Traditional Nepali Object Detection using Fine-Tuned YOLOV8
DOI:
https://doi.org/10.3126/kjse.v10i1.93877Keywords:
YOLOv8n, Visual Learning, Object Detection, AdamW, Nepali objectsAbstract
Visual learning supports comprehension by using images and videos to present information in an intuitive way. This study develops and optimizes an object detection model for integration into Drishti Kosh, a mobile visual dictionary designed to identify and translate traditional Nepali objects. A dataset containing 3,591 images across twelve culturally significant classes was used to fine-tune the YOLOv8n model.
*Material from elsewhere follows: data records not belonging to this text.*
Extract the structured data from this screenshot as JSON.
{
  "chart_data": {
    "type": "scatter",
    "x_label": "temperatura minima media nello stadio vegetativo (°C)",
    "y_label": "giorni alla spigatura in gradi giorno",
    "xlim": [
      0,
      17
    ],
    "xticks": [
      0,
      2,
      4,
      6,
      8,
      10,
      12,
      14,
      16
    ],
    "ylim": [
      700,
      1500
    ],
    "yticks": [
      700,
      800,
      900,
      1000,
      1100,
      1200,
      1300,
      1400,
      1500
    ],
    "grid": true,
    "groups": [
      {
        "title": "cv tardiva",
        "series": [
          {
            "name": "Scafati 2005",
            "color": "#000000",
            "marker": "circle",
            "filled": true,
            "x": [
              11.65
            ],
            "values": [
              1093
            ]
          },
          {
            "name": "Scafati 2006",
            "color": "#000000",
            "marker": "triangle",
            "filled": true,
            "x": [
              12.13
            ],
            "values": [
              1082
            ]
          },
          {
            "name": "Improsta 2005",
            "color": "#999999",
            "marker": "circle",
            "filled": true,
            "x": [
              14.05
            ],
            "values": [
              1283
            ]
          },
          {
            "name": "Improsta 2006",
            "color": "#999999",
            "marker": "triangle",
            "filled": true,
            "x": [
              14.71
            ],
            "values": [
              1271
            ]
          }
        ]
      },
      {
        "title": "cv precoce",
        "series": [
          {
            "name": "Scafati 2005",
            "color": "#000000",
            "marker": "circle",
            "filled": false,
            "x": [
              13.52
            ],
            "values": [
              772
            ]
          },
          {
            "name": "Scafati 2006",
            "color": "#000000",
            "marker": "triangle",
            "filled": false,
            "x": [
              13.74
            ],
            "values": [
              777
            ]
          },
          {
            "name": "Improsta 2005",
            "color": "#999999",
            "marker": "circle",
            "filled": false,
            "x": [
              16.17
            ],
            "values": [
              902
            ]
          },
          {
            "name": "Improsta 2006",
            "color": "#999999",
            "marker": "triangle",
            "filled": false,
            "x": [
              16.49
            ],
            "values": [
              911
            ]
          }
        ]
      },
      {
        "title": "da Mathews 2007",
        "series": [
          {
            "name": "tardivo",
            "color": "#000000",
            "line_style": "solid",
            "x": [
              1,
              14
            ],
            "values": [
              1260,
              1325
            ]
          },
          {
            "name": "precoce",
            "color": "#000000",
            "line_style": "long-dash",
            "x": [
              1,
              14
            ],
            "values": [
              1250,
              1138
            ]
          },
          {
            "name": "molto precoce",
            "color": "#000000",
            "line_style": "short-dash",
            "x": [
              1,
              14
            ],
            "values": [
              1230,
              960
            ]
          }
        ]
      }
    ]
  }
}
Three optimization algorithms—Stochastic Gradient Descent, Adaptive Moment Estimation, and AdamW—were evaluated to determine the most effective configuration for real-time use. Among them, the model trained with the AdamW optimizer demonstrated superior performance, achieving the highest recall value of 0.8753 and a mean Average Precision at 50 percent of 0.6545. It also produced the fastest inference time of 2.15 milliseconds and the lowest post-processing time of 0.98 milliseconds, along with a low training loss of 0.00087, indicating stable convergence. The results show that a lightweight and culturally aware object detection model can support real-time mobile deployment and enhance user interaction in multilingual environments. This contributes to improved accessibility for learners, tourists, and general users engaging with traditional Nepali objects in everyday contexts.